A pesar de ese panorama, impropio de la democracia europea avanzada que se supone que somos, es forzoso reconocer que en los últimos años algunos jueces, en un alarde de independencia y esfuerzo personal, y venciendo no pocas resistencias, han sido capaces de culminar con éxito investigaciones de casos muy importantes de corrupción. Esos procesos paradigmáticos han tenido dos denominadores comunes, además de los jueces investigadores: todas han necesitado varios años de instrucción porque su complejidad lo hace inevitable, y en todas ha jugado un papel decisivo la acusación popular. ¿Qué será de esas investigaciones a partir de ahora si limitamos drásticamente su duración, expulsamos de ellas a las acusaciones populares y se las encargamos exclusivamente a los fiscales?

La independencia judicial no tiene más límites que el sentido de la responsabilidad y el compromiso con la legalidad de cada juez.
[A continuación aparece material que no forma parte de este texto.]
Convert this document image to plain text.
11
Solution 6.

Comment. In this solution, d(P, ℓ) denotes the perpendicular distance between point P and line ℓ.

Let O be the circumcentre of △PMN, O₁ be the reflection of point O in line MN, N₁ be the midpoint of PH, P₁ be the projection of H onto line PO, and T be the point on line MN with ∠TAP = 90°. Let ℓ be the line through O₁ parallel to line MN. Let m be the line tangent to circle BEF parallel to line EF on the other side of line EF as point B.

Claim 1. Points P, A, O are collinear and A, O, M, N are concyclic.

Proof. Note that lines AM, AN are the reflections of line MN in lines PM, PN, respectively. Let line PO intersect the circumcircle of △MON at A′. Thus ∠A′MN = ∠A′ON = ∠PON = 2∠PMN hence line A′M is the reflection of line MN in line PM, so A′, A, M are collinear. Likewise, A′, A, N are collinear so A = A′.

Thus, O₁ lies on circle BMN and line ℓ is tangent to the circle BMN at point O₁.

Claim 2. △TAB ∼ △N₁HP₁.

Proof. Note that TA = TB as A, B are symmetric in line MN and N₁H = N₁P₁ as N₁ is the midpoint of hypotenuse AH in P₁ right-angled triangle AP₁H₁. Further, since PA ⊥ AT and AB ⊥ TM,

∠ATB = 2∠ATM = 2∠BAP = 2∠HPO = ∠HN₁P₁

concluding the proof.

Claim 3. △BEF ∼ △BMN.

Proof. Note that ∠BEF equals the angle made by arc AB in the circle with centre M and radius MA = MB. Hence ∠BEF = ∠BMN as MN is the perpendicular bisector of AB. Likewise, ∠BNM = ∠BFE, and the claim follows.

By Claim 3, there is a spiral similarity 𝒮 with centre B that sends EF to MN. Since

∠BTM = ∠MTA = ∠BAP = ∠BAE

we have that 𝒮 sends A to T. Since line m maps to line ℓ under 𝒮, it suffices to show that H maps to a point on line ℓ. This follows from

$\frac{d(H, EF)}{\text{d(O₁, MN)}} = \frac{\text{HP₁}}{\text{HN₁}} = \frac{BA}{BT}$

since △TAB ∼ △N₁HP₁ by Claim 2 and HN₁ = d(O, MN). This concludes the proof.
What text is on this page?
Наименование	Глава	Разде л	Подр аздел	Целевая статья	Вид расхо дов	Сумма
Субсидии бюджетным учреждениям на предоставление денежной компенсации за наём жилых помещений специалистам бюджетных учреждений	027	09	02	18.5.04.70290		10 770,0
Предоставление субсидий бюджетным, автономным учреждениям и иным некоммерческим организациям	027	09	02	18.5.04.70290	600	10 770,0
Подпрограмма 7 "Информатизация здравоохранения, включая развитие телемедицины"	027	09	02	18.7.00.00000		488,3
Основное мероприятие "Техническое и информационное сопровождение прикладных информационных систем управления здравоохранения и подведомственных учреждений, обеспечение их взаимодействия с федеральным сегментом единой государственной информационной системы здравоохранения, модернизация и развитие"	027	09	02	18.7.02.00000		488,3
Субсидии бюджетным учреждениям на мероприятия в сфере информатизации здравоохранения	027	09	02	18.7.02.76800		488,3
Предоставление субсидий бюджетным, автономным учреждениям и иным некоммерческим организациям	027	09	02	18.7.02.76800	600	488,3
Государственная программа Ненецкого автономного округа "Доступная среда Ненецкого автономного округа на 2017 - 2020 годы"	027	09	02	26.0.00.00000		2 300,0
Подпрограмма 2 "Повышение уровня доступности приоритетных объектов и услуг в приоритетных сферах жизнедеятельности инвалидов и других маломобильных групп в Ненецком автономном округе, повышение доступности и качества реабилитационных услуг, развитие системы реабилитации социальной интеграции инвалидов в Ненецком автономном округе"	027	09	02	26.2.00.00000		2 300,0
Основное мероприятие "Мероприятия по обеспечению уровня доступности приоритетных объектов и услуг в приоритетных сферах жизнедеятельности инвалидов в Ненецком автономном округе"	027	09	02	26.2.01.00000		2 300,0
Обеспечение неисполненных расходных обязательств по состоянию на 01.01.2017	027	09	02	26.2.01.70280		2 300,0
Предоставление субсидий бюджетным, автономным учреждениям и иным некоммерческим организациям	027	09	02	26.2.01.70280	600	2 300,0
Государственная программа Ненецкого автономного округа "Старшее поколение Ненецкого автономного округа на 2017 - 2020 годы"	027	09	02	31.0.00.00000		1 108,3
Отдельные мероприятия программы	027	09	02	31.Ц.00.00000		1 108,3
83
La de los fiscales no existe: están sujetos al principio de unidad de actuación y dependencia jerárquica y sometidos a la autoridad del fiscal general a quien, según hemos visto, el Gobierno solicita de vez en cuando, siempre de forma confidencial, que defienda lo que desde su apreciación necesariamente subjetiva considera de interés público.

Si el Gobierno quiere quitarles la instrucción, debemos preguntarle: ¿qué están haciendo mal los jueces que harían mejor los fiscales?

La corrupción pública y privada y la falta de transparencia son carencias que asfixian a nuestra democracia. Atribuir la investigación de las causas penales al ministerio fiscal sin corregir antes las graves carencias y disfunciones de la fiscalía y del poder judicial, no contribuirá precisamente a eliminar corrupción. Más bien lo contrario.

A estas alturas es de esperar al menos que los ciudadanos, perdida ya la inocencia, hayamos entendido que los españoles no somos escandinavos; que limitarnos a votar cada cuatro años para después desentendernos de los asuntos públicos es un lujo que no está a nuestro alcance; y que si queremos disfrutar de una democracia de calidad en la que nuestros derechos estén garantizados por tribunales verdaderamente independientes y los recursos disponibles sean gestionados con equidad y transparencia, tendremos que sacudirnos el desencanto y participar más activamente en la defensa de los intereses generales.